In diesem Antrag sollten Sie sich bereits grundsätzlich darüber Gedanken gemacht haben, ob Sie die Pflegebedürftige oder den Pflegebedürftigen in deren bzw. dessen Zuhause pflegen möchten oder ob eine stationäre Pflegeeinrichtung bevorzugt wird. Bei einer Pflege zu Hause sollte angegeben werden, ob die Pflege privat durch Angehörige oder mit Hilfe eines ambulanten Pflegedienstes durchgeführt werden soll. Es gibt allerdings auch die Möglichkeit, beides zu kombinieren (Kombinationsleistung) und für beide finanzielle Leistungen durch die Pflegeversicherung zu erhalten.

Des Weiteren sollten Sie sich auf den Besuch sowohl einer Pflegeberaterin bzw. eines Pflegeberaters als auch einer Mitarbeiterin bzw. eines Mitarbeiters des MDK vorbereiten. Schreiben Sie sich alle Fragen auf. Wichtig für Sie sind alle Informationen rund um das Wohl der bzw. des Pflegebedürftigen: Sämtliche Hilfsmittel, die für die Gesundheit förderlich sind oder die Pflege erleichtern, mögliche Anpassungen des Zuhauses und wie Sie sich selbst am besten auf die Pflegetätigkeit vorbereiten.

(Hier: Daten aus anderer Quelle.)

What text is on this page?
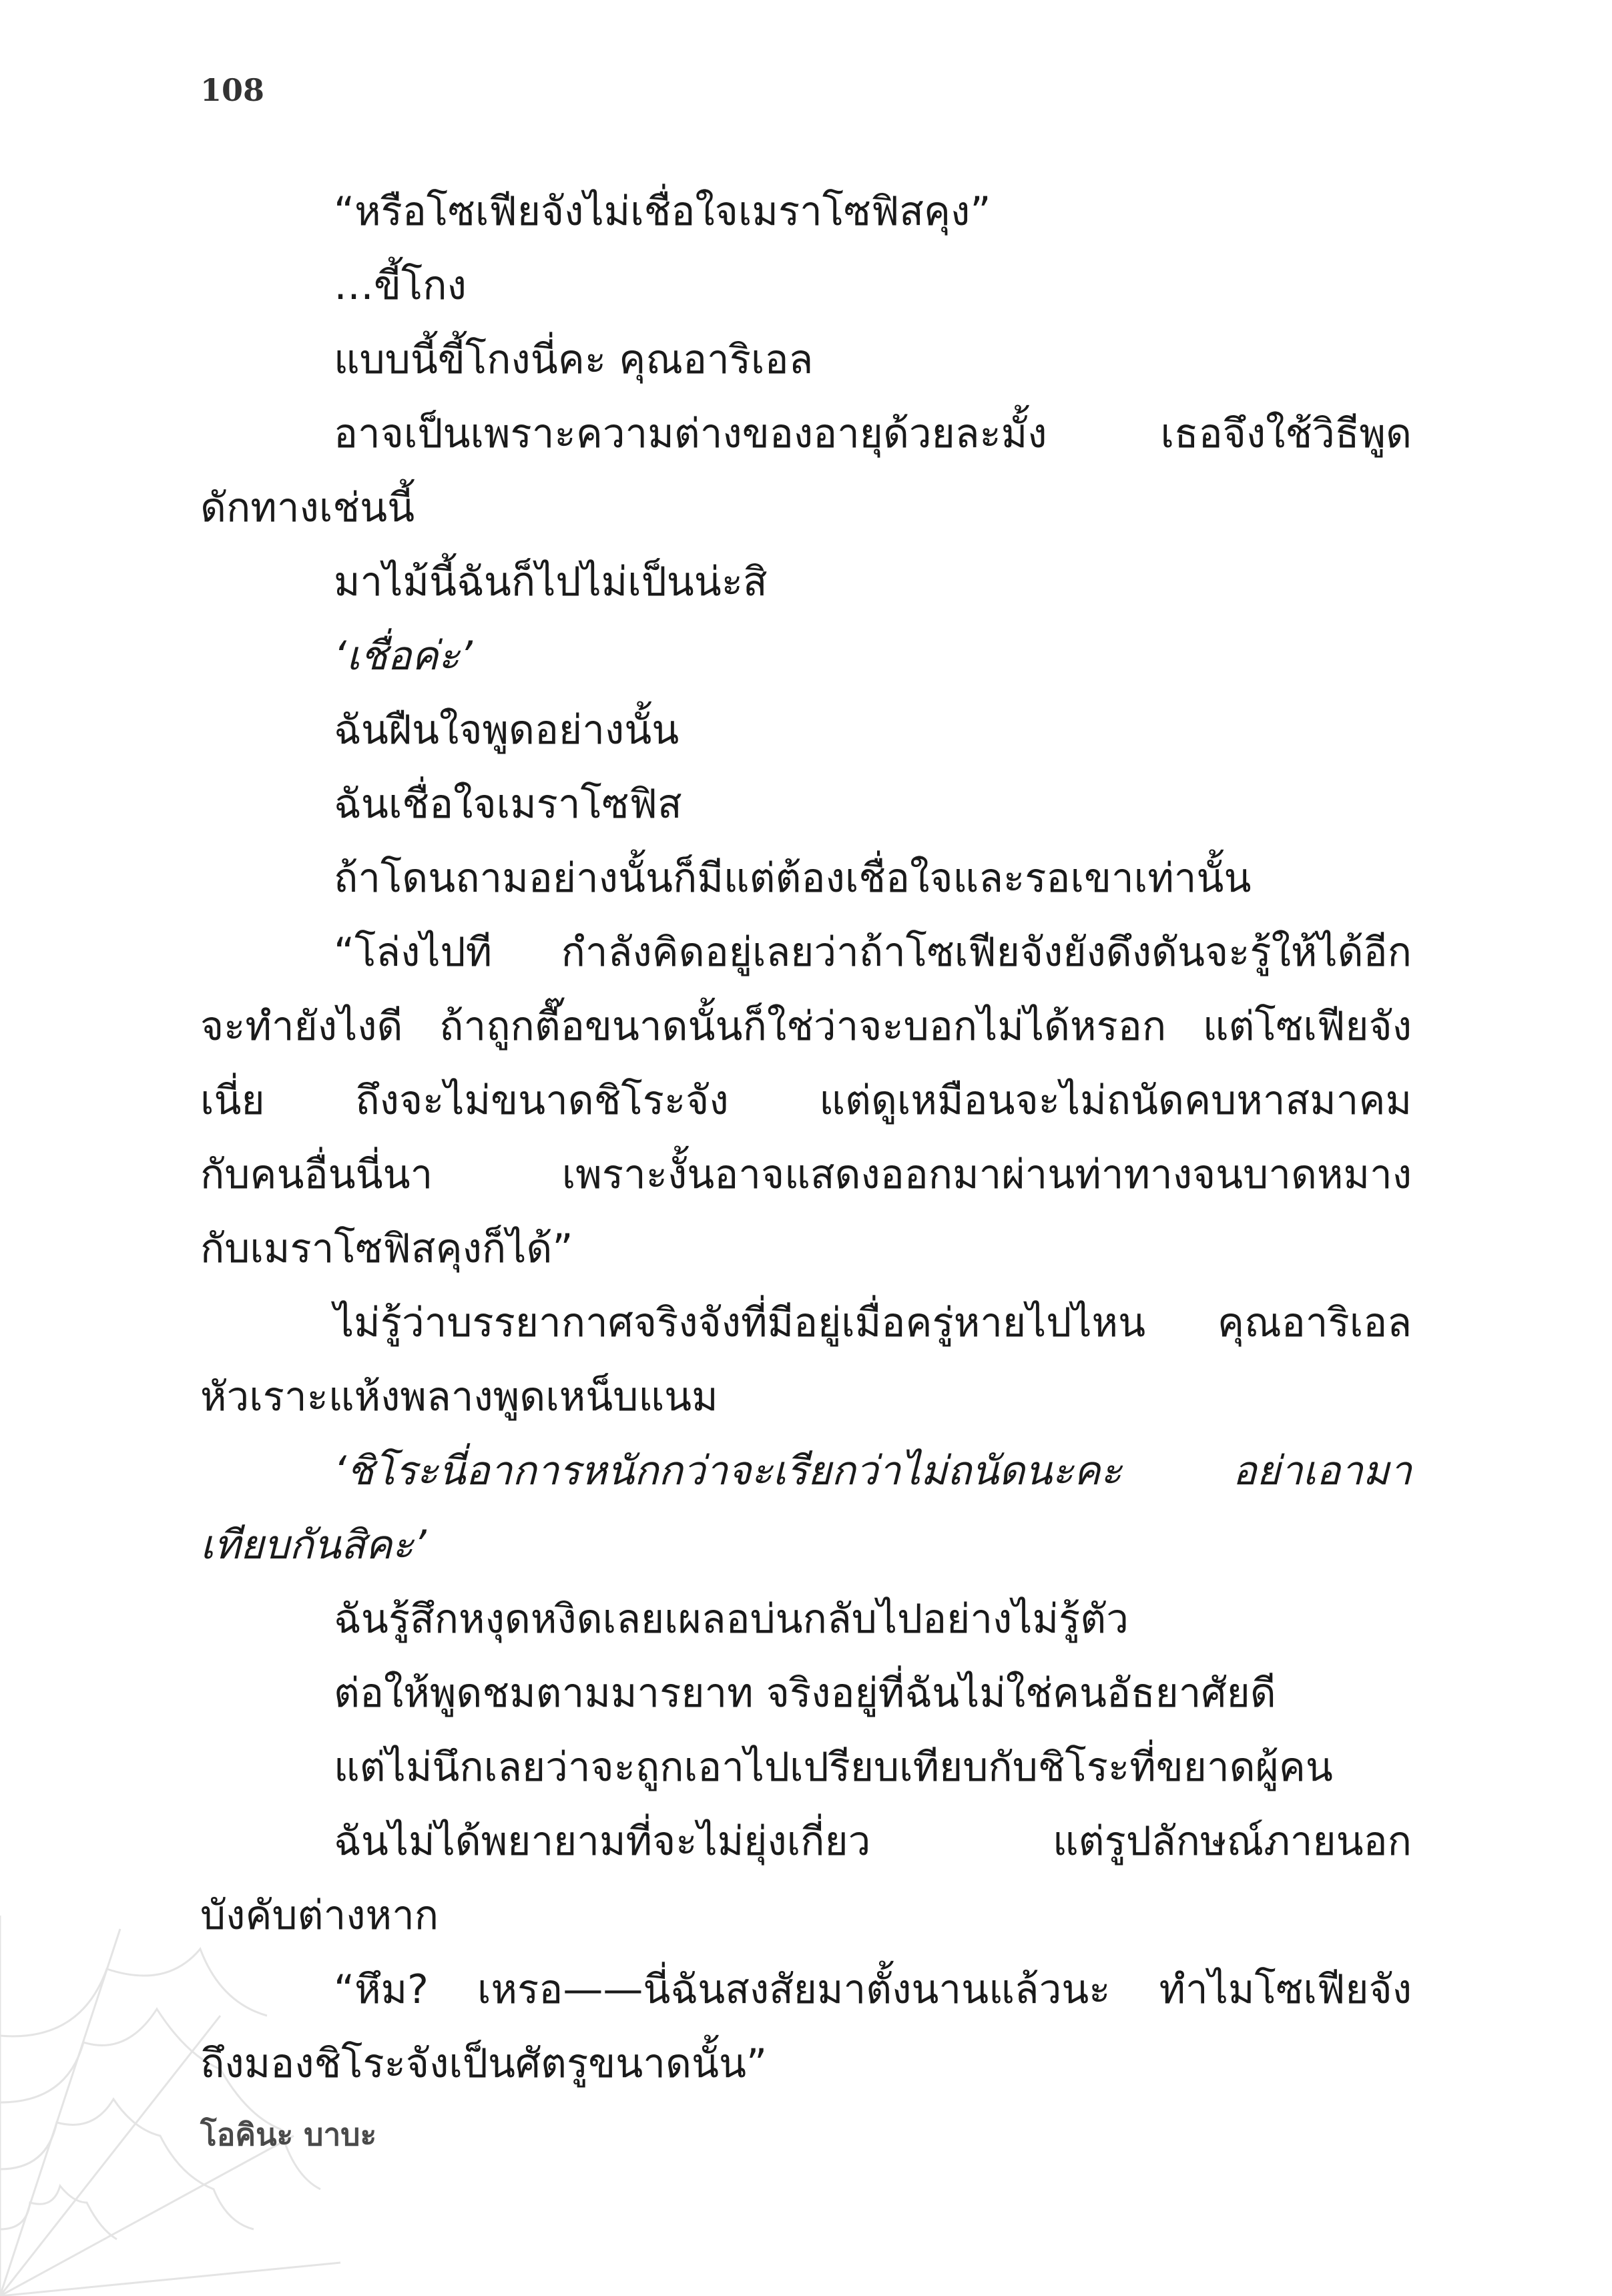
108
“หรือโซเฟียจังไม่เชื่อใจเมราโซฟิสคุง”
…ขี้โกง
แบบนี้ขี้โกงนี่คะ คุณอาริเอล
อาจเป็นเพราะความต่างของอายุด้วยละมั้ง เธอจึงใช้วิธีพูด
ดักทางเช่นนี้
มาไม้นี้ฉันก็ไปไม่เป็นน่ะสิ
‘เชื่อค่ะ’
ฉันฝืนใจพูดอย่างนั้น
ฉันเชื่อใจเมราโซฟิส
ถ้าโดนถามอย่างนั้นก็มีแต่ต้องเชื่อใจและรอเขาเท่านั้น
“โล่งไปที กำลังคิดอยู่เลยว่าถ้าโซเฟียจังยังดึงดันจะรู้ให้ได้อีก
จะทำยังไงดี ถ้าถูกตื๊อขนาดนั้นก็ใช่ว่าจะบอกไม่ได้หรอก แต่โซเฟียจัง
เนี่ย ถึงจะไม่ขนาดชิโระจัง แต่ดูเหมือนจะไม่ถนัดคบหาสมาคม
กับคนอื่นนี่นา เพราะงั้นอาจแสดงออกมาผ่านท่าทางจนบาดหมาง
กับเมราโซฟิสคุงก็ได้”
ไม่รู้ว่าบรรยากาศจริงจังที่มีอยู่เมื่อครู่หายไปไหน คุณอาริเอล
หัวเราะแห้งพลางพูดเหน็บแนม
‘ชิโระนี่อาการหนักกว่าจะเรียกว่าไม่ถนัดนะคะ อย่าเอามา
เทียบกันสิคะ’
ฉันรู้สึกหงุดหงิดเลยเผลอบ่นกลับไปอย่างไม่รู้ตัว
ต่อให้พูดชมตามมารยาท จริงอยู่ที่ฉันไม่ใช่คนอัธยาศัยดี
แต่ไม่นึกเลยว่าจะถูกเอาไปเปรียบเทียบกับชิโระที่ขยาดผู้คน
ฉันไม่ได้พยายามที่จะไม่ยุ่งเกี่ยว แต่รูปลักษณ์ภายนอก
บังคับต่างหาก
“หึม? เหรอ——นี่ฉันสงสัยมาตั้งนานแล้วนะ ทำไมโซเฟียจัง
ถึงมองชิโระจังเป็นศัตรูขนาดนั้น”
โอคินะ บาบะ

Ein Pflegefall in der Familie ist immer erst Mal ein kleiner Schock. Sie dürfen aber sicher sein, dass Sie in der Situation nicht alleine gelassen werden. Wer nach Hilfe fragt, der bekommt sie in der Regel auch kurzfristig. Selbst in Zeiten der Corona-Pandemie tun die Mitarbeitenden der verschiedenen Stellen ihr Bestes, um für Pflegebedürftige und deren Angehörige da zu sein.

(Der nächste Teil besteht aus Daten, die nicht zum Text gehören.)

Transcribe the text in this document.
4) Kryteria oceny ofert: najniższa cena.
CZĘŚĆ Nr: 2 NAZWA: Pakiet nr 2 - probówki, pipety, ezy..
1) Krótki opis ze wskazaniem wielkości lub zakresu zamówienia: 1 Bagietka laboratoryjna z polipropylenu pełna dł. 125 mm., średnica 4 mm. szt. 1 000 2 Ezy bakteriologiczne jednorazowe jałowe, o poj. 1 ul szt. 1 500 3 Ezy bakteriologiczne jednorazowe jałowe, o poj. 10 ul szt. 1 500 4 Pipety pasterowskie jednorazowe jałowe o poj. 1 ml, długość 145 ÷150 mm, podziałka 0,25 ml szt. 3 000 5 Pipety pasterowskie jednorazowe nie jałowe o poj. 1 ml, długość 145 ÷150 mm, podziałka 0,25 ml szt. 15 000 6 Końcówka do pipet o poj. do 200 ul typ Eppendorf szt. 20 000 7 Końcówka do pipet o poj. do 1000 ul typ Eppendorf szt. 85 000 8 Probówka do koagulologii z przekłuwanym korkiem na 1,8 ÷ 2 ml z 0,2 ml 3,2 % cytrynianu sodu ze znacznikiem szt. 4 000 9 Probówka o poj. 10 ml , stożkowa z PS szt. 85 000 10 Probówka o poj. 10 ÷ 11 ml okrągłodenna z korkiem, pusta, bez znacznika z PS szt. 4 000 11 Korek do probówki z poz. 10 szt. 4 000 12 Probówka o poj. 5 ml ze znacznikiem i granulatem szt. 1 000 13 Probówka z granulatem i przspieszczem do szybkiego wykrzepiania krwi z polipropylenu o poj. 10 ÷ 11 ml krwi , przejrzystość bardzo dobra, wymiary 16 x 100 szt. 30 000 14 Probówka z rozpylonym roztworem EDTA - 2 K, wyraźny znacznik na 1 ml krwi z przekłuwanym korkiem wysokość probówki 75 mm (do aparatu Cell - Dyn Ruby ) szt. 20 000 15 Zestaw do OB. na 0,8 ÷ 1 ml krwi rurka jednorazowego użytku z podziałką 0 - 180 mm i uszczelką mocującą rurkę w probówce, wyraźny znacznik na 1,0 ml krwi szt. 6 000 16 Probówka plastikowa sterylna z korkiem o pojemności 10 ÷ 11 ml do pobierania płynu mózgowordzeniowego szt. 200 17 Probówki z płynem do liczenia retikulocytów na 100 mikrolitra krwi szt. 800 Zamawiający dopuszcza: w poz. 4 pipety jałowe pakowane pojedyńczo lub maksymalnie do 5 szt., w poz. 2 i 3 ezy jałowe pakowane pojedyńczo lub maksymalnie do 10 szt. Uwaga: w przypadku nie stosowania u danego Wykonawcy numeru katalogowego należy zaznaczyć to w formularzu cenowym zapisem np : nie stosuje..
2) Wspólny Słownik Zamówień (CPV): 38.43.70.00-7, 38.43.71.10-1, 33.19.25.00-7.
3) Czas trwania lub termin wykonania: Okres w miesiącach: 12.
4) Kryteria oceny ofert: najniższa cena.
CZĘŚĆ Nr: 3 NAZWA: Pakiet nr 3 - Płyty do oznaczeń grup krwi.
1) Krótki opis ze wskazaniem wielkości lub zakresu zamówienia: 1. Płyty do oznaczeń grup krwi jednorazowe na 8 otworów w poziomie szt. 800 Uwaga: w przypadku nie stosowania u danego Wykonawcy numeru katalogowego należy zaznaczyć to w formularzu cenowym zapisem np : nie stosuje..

Wissen in der Box: Pflegebedürftigkeit

Eine Pflegebedürftigkeit wird durch eine:n Mitarbeiter:in des Medizinischen Dienstes der Krankenkassen (MDK) anhand eines fest vorgeschriebenen Fragenkatalogs festgestellt.

Pflegebedürftige Menschen haben in Deutschland dieselben Rechte wie alle anderen Menschen. In ihrem Fall bedeutet das, dass sie einen Anspruch haben, dass ihnen bei der Ausübung ihrer Rechte geholfen wird.

Eine:n pflegebedürftige:n Angehörige:n zu haben bedeutet immer, dass sich jemand um das Wohl der Person kümmern muss und – je nach Ausprägung der Pflegebedürftigkeit – gewisse Verantwortung für sie übernimmt.

Der wichtigste Schritt nach einer plötzlich oder langsam eingetretenen Pflegebedürftigkeit ist, sich direkt an die Pflegeversicherung zu wenden. Diese wird Ihnen alle weiteren Schritte erklären.